"Don't be so silly! It's not poison! It wouldn't suit my book to get rid of you, my love!" he scornfully exclaimed, reassured by her being conscious, and speaking. Then he set down her glass on the table, and taking up his, drank off its contents at a gulp. "There! You see it is not! However, I'll get you some water, if you like."
He crossed to the door, opened it, and went downstairs. She sat up, listening to his footsteps. A new idea had flashed upon her. She glanced first at the desk, hungrily, wildly, then at the cupboard. Then she rose, stepped cautiously, supporting herself, for she was giddy, by the chairs, and peered eagerly in at the half-open cupboard door, where the skeleton hung. She had seen shelves of bottles. Scanning these, she selected one marked "Morphia--Poison"--shook it--it was half-full--and returned to the table. Taking out the stopper, she poured the contents into the bottle of brandy, swift as a flash returned the morphia-bottle to its place on the shelf, then, going back to her chair, leant against the wall in the exhausted attitude she had been in when he left her.
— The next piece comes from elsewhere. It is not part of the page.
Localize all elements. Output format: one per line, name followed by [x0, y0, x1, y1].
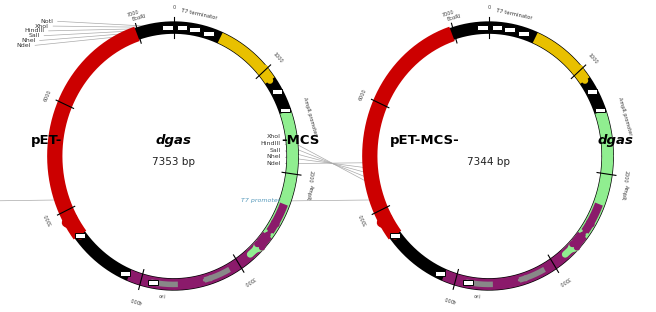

"He drinks," she gloomily told herself. "He will take more. I must make him fall asleep. Then I will secure those letters."
CHAPTER XVI
She closed her eyes and listened to the patter of his footsteps, running up the oilcloth-covered stairs. He came in evidently breathless.
"Don't say I didn't make haste," he said, pantingly, as he poured some water from the glass jug he was carrying into his own tumbler, which was empty. "You won't mind your husband's glass, of course." He handed it to her.
"No," said Joan, who felt sternly apathetic--with but one dominant feeling--to circumvent this fiendish being, and possess the letters and certificate with which he threatened her. And she drank the water off at a draught, even as he had drunk the brandy. The glass must be empty to hold the drugged spirit.
"Great Scott!" he laughed, contemptuously, as he took the empty tumbler and looked curiously at it. "To see any one gulp down water like that gives me the shivers! Pah, I must positively warm my nerves after seeing you do it!"
She watched him, fascinated, as he poured out another half-tumbler of the now drugged brandy, and dashed a few teaspoonfuls of water into it.
"That is how I take my liquor--like a man!" he said, after a long drink, setting the nearly emptied glass down on the table. "Ah! I feel better of my temper already. You must not pay attention to what I said just now, old girl! I didn't mean it, really I didn't! Some one said something to me about a Lord Vansittart or somebody having boasted he would have you, or die. You doubtless know of the fellow! But you must be accustomed to that sort of thing by this time, eh? Your uncle has a big fortune to leave." He smiled sardonically.